Le marché du livre chinois en fait rêver plus d’un. Pensez donc, un milliard de lecteurs potentiels, une société qui s’ouvre aux médias et à la consommation, une culture toujours fascinée (pour combien de temps encore ?) par tout ce qui vient d’Occident.
Les scouts des grands groupes d’édition internationaux et les agents littéraires se ruent par conséquent là-bas en quête du nouvel eldorado. On y parle de petits tirages en dessous de cent mille exemplaires et de succès au-delà des dix millions, chiffres qui laissent songeurs tous ceux qui évoluent dans le microcosme éditorial français. Cinq cents « petits » éditeurs se partagent aujourd’hui ce fortune cookie, dont aucun n’a seulement une ampleur nationale.
Le capitalisme moderne et la mondialisation auront tôt-fait de rationaliser tout ça, pensez-vous, mais ce serait compter sans les particularités intrinsèques d’un monde qui nous échappe complètement.
Si les romans étrangers intéressent en effet les lecteurs chinois, ceux-ci ont pourtant l’habitude de considérer l’Empire du milieu comme le seul décor possible à toute action littéraire. Les personnages ne peuvent en aucun cas venir de l’extérieur et l’action doit nécessairement être adapté aux coutumes locales. Le lecteur pékinois veut plus que tout autre du roman de terroir. Que l'auteur soit Suédois ou bien Américain d’origine n’y change rien, si bien que les éditeurs chinois ont désormais pris l’habitude d’acheter les droits de romans étrangers puis de les faire réécrire par des écrivains autochtones. Après les remakes de films, effectués à Hollywood, va-t-on assister à l’avènement de remakes de livres, made in PRC ? Pour le meilleur ou bien le pire, ce processus est déjà en cours.

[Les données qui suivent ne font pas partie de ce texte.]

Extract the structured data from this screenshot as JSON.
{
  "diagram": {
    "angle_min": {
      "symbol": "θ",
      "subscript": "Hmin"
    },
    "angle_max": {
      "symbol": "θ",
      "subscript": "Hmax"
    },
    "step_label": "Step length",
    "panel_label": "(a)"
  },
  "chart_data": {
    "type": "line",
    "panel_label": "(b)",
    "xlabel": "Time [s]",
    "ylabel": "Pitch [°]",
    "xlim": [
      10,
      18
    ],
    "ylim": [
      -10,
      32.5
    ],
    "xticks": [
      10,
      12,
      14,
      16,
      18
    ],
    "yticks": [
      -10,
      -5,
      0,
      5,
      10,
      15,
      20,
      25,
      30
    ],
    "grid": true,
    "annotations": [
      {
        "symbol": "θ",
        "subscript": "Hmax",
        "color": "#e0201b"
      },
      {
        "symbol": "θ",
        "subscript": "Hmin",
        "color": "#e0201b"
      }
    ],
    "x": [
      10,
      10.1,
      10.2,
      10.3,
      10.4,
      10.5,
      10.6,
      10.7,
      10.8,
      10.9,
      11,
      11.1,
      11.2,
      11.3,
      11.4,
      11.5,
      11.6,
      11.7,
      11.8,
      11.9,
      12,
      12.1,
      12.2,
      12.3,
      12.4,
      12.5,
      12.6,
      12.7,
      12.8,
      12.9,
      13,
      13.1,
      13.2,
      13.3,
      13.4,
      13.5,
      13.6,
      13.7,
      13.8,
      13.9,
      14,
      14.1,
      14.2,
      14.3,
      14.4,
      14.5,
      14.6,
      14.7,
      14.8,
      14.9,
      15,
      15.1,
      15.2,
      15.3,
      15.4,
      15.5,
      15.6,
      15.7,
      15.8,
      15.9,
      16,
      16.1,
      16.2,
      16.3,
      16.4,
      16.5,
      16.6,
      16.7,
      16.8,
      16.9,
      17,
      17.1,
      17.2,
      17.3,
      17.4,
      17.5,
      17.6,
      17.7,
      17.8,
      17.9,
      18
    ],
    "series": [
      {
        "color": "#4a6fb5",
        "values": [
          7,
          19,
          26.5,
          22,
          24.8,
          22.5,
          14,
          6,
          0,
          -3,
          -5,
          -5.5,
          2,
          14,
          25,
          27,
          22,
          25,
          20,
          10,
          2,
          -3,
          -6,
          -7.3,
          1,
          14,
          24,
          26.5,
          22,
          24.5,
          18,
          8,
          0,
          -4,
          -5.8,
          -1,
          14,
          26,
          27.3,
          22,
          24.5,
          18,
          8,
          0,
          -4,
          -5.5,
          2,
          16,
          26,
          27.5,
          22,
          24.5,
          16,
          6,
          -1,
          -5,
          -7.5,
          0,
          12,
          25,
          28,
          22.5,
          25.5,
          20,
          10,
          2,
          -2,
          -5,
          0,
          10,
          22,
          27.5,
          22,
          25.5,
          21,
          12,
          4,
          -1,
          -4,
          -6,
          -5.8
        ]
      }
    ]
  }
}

En guise de hors d’œuvre, voici maintenant la scène finale du Père Goriot, sinisée par mes soins :
Xang, resté seul, fit quelques pas vers le haut du cimetière de la Révolution et vit Shanghai tortueusement couchée le long des deux rives du Yang Tsé où commençaient à briller les lumières. Ses yeux s’attachèrent presque avidement entre la tour Jin Mao et le quartier du Pu Dong, là où vivait ce beau monde dans lequel il avait voulu pénétrer. Il lança sur ce nid d'hirondelle un regard qui semblait par avance en pomper le suc et dit ces mots grandioses « À nous deux maintenant ! »
Et pour premier acte du défi qu’il portait aux dignitaires du Parti, Xang alla dîner chez Madame Sui.